I thought I had a quick answer to this but I had to stop and think a little... :I I was gonna say that all girls get the basic nice treatment from me and that the girlfriend gets special privileges til I realized I do the same thing for all women. Seems cool but I wanna have a certain set ONLY for the lady in my life soooo in this moment, i've decided to stop being so nice to all women. xD Y'all only get the "basics", open store doors and that box of cereal on the top shelf you can't reach lol Thanks for helping me decide :) ;)
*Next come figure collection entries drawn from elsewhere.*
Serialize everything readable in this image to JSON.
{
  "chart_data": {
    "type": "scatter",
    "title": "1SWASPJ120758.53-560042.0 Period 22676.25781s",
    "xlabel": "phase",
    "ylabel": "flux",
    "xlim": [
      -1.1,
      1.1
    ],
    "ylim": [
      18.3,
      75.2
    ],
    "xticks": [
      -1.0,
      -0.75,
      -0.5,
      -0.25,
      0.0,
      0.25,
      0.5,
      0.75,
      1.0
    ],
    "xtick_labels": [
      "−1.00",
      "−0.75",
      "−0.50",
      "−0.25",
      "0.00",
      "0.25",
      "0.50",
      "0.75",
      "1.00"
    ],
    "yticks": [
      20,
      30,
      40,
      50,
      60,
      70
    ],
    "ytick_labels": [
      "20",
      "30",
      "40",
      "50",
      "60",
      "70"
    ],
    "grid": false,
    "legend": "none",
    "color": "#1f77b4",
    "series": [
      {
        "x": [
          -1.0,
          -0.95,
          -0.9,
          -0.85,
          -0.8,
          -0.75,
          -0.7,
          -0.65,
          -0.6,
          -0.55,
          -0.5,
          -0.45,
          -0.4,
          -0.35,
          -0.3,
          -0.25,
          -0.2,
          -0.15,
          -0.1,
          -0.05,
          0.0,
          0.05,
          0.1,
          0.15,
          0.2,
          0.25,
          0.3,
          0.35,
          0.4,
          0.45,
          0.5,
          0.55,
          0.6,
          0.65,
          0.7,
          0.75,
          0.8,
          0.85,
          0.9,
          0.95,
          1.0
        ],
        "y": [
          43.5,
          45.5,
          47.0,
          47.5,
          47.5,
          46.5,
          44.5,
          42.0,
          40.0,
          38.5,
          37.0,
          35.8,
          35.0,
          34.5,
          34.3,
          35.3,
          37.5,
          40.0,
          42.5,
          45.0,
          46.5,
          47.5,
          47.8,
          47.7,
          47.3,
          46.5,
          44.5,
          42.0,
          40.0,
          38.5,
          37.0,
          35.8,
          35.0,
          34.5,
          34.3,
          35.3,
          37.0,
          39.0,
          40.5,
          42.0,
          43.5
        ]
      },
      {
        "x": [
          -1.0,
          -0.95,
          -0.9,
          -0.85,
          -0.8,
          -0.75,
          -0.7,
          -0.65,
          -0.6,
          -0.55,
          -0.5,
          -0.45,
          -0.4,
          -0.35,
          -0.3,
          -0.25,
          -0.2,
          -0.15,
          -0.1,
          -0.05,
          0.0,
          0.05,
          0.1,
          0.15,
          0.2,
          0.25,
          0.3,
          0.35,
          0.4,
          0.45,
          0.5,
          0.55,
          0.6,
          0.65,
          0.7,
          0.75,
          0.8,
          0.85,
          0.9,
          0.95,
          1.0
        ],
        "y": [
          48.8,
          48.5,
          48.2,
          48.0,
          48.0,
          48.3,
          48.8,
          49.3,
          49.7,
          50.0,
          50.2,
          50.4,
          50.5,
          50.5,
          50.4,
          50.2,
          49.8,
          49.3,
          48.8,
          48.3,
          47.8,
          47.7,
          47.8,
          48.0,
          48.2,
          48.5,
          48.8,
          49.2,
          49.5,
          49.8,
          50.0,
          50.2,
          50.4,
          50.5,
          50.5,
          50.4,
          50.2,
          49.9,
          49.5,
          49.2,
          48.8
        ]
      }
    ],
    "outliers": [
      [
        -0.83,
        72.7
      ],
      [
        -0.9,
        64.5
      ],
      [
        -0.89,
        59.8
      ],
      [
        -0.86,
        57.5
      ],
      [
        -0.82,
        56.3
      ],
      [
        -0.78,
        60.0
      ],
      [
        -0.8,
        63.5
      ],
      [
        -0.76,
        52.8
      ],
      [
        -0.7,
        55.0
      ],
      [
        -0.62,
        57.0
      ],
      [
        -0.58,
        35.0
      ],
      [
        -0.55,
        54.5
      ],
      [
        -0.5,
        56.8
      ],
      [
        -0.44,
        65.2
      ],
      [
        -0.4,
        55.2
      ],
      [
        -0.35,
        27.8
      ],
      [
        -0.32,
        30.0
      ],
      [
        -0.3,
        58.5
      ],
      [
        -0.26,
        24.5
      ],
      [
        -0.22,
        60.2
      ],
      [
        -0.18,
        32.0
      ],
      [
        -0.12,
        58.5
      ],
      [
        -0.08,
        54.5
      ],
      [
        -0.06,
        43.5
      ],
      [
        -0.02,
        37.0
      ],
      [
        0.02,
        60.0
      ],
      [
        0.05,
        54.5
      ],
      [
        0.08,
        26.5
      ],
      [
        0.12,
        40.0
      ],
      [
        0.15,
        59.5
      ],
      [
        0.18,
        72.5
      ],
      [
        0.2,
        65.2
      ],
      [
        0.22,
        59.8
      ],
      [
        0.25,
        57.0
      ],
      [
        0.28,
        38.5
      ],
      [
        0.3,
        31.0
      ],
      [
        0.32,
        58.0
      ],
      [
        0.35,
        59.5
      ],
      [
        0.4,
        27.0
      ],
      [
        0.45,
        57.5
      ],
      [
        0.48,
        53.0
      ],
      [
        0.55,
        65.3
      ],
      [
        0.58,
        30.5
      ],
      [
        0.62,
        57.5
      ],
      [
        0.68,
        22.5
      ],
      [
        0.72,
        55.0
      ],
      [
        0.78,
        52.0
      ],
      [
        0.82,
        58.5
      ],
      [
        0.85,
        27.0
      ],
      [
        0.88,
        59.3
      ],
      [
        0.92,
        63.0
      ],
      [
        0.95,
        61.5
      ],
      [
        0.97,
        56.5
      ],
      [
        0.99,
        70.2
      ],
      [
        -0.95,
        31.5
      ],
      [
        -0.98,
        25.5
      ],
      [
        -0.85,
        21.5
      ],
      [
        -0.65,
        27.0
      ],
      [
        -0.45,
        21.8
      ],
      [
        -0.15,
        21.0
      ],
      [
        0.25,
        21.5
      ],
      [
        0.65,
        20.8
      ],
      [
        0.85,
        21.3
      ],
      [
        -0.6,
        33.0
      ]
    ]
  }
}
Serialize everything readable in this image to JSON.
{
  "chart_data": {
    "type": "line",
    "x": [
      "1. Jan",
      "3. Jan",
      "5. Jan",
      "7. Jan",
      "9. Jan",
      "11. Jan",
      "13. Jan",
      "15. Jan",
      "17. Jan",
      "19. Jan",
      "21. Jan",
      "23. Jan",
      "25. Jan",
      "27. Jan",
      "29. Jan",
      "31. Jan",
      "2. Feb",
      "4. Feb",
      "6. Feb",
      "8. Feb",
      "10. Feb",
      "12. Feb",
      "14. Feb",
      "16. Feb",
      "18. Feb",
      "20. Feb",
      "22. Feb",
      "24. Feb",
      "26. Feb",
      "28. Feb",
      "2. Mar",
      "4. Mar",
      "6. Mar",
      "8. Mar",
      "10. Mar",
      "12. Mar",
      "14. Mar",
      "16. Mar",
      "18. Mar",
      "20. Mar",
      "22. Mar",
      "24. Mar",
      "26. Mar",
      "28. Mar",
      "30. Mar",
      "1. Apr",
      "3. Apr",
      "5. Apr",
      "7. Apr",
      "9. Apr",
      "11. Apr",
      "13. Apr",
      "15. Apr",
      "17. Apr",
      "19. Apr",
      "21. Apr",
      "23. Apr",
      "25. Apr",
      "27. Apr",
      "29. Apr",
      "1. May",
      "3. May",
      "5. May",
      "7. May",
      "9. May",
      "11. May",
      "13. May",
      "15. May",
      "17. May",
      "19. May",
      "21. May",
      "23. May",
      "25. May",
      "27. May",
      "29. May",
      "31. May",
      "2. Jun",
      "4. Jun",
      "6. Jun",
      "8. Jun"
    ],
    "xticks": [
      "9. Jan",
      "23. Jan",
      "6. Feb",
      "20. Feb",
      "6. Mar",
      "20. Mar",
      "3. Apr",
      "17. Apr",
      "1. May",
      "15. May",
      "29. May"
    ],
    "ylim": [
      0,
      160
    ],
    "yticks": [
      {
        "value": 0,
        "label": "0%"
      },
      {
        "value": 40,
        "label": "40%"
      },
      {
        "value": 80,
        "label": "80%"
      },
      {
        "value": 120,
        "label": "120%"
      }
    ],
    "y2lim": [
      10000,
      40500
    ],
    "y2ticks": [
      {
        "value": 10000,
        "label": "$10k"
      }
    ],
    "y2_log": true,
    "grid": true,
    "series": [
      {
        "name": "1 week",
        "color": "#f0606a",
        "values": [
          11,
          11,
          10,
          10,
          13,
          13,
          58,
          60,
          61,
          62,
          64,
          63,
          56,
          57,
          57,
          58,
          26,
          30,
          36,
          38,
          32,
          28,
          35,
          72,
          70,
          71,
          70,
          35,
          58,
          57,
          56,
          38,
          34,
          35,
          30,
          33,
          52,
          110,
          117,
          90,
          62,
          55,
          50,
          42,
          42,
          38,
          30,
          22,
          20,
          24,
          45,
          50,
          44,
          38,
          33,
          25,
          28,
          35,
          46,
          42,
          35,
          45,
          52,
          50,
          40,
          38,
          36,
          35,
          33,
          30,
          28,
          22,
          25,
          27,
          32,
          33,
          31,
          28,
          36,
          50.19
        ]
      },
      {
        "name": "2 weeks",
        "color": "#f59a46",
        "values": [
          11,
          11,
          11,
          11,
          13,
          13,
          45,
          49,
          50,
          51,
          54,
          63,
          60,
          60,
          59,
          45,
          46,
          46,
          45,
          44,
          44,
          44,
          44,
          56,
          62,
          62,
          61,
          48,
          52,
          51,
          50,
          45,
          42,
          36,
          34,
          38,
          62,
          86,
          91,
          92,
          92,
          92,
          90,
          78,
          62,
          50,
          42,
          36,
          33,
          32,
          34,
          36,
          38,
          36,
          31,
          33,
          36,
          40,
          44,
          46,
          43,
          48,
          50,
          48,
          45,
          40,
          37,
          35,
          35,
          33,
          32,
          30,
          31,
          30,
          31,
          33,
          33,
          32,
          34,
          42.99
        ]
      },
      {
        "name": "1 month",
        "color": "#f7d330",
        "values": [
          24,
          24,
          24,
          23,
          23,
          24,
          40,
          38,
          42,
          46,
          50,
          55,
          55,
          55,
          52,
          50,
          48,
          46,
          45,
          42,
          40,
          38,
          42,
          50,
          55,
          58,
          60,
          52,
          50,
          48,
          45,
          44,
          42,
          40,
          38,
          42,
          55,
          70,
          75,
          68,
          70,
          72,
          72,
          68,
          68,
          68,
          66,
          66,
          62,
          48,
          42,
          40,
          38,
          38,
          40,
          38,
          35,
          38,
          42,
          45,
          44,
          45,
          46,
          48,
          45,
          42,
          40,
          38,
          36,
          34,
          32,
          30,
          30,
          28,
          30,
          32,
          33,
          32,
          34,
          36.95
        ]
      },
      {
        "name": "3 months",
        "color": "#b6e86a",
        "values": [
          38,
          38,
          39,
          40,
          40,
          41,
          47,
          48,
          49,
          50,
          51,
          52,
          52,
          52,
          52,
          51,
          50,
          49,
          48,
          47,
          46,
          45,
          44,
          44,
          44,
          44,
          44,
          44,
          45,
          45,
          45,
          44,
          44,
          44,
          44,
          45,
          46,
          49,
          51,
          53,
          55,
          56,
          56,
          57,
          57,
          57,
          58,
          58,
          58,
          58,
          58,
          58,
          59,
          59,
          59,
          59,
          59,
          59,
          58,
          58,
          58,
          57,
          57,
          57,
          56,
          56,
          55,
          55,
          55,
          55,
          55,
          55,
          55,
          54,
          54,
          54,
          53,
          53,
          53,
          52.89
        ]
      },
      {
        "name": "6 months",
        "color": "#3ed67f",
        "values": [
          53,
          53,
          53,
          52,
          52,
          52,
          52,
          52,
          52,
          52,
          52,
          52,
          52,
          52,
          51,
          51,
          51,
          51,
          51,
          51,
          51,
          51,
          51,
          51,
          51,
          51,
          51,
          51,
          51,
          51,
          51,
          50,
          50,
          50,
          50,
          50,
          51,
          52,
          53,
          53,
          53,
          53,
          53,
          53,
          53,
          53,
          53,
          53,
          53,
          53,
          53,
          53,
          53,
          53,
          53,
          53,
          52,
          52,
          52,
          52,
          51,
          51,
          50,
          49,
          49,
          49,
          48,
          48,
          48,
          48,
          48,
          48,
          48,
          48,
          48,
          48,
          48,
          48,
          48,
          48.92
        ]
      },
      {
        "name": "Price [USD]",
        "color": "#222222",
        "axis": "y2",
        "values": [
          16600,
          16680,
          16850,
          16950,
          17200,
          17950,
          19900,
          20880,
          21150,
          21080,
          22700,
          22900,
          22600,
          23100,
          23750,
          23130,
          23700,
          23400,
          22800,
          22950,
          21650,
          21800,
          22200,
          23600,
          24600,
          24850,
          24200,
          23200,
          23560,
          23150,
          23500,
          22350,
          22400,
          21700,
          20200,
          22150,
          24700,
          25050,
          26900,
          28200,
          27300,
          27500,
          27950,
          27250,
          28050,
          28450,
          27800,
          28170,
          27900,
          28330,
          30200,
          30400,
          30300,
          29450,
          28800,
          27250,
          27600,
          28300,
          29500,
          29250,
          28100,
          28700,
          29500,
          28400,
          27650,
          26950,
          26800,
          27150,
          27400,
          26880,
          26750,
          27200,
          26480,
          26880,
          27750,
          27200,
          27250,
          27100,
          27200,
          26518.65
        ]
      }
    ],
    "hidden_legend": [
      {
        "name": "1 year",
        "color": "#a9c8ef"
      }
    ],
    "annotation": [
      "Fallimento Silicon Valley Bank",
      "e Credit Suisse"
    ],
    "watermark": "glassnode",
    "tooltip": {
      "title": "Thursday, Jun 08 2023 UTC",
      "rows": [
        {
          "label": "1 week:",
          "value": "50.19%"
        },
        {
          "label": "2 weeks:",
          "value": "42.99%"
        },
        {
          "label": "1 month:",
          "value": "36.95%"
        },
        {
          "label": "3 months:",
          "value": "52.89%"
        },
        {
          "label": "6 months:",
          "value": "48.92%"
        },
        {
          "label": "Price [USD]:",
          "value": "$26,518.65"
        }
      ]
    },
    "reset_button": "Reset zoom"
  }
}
There is a difference. When I'm going out with friends, the girls usually pay for a round as well. When I'm on a date, I always offer to pay. Most of the time that's fine with the girl, but if she really insists I agree on splitting the bill (happened once). I think dating is more about gender roles and showing you care for her and are able to provide and protect her, but when hanging out with friends you're all equal and know you care already.
I think a lot of that has to do with the intent. If I invite someone out I will pay, if we are just "meeting for____" then we'll probably split the bill. As for the rest it comes down to relationship dynamics some of my friends I would of course pull the chair out for, others wouldn't appreciate it. I always try and open the car door, and open doors for the ones I am with regardless of the dynamic.
There is nothing chivalrous about paying for someone. I am chivalrous but I dont pay for all my friends but I do pay for dates. They are not connected. Id say though guys who only do actual chivalrous acts for girls they like are faking it. If its real they do it for everyone.
I used to be an incredibly chivilrous guy. I no longer am. And I would not pay for a womans meal unless she was a romantic interest. But if she is a romantic interest I would most certainly pay for the night out.
I'll hold the door open for a female friend but I'm not buying her lunch. (Major wealth differences aside)
I'm always gentlemanly unless I think the girl will assume I'm interested when I'm not.